Getting a text's set of words.

Q:

Consider a text file foo.txt containing:

A simple collection of words.
   Some words may appear multiple times.

We would like to retrieve a comma separated list of all words being contained within excluding duplicates.

of, multiple, collection, simple, words, may, Some, times, A, appear

The subsequent rules shall apply:

  • Arbitrary combinations of white space and the characters .,:;?!" shall be treated as word delimiters and are otherwise to be ignored.

  • The order of appearance in the generated result does not matter.

  • Duplicates like words in the current example shall show up only once on output.

Hints:

  1. Your application shall read its input from a given file name provided as a command line argument. Provide appropriate error messages if:

    • The users enters either no arguments at all or more than one command line argument.

    • The file in question cannot be read.

    You may reconsider the section called “Exercises” regarding file read access.

  2. Splitting input text lines at word delimiters .,:;?!" or white space characters may be achieved by means of split(...) and the regular expression String regex = "[ \t\"!?.,'´`:;]+";. This + sign indicates the appearance of a succession of one ore more character element from the set \t\"!?.,'´`:;.

    Thus a text That's it. Next try will be split into a string array {"That", "s", "it", "Next", "try"}.

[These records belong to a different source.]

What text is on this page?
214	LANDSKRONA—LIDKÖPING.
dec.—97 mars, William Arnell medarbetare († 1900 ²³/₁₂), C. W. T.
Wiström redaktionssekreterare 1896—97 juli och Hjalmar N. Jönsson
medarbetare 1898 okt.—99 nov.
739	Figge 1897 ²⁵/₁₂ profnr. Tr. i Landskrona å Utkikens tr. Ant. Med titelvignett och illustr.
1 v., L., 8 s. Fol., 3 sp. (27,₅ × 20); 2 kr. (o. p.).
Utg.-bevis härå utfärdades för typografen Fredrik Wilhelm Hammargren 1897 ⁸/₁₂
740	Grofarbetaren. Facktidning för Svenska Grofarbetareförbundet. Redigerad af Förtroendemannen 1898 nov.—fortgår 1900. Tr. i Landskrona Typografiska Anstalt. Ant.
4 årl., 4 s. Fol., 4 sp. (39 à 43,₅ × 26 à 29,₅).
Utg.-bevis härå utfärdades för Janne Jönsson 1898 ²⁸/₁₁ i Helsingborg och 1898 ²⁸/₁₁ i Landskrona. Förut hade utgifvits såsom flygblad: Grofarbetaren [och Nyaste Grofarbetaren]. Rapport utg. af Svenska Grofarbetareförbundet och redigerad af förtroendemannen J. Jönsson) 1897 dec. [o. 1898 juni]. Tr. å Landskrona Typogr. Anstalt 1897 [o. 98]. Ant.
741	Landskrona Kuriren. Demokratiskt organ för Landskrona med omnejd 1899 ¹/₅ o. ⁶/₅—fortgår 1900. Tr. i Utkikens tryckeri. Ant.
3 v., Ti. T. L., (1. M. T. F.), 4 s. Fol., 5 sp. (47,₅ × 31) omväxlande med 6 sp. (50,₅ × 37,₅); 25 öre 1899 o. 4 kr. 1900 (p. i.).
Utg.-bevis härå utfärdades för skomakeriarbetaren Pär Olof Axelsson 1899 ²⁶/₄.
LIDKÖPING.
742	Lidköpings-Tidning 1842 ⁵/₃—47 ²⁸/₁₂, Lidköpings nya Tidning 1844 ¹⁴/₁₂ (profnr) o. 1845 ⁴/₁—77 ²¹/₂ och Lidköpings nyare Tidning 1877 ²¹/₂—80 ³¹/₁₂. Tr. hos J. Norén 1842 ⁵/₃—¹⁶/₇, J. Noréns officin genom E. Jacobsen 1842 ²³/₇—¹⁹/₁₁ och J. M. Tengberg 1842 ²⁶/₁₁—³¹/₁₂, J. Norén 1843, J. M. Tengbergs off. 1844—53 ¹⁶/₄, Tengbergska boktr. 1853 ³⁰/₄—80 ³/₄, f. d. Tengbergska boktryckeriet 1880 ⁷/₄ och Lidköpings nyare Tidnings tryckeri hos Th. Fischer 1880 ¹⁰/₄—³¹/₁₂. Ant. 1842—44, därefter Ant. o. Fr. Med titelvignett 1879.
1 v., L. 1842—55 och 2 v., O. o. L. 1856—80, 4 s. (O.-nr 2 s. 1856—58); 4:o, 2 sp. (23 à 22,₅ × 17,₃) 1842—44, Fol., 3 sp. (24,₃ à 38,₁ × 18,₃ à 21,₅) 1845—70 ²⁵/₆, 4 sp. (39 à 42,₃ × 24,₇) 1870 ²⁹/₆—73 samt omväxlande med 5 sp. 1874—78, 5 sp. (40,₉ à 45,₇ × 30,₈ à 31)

  3. Write a Junit test which reads from a given input file and compares its result with a hard coded set of expected strings.

A:

The input file smalltest.txt may be used to define a Junit test:

@Test
public void testWordSet() throws FileNotFoundException, IOException {

  final Set<String> expectedStrings =
    new HashSet <String>(Arrays.asList(new String[]{
            "A", "simple", "collection", "of", "words",
            "Some", "may", "appear", "multiple", "times"
  }));

  final TextFileHandler tfh = new TextFileHandler("smalltest.txt");
  Assert.assertTrue(tfh.getWords().equals(expectedStrings));
}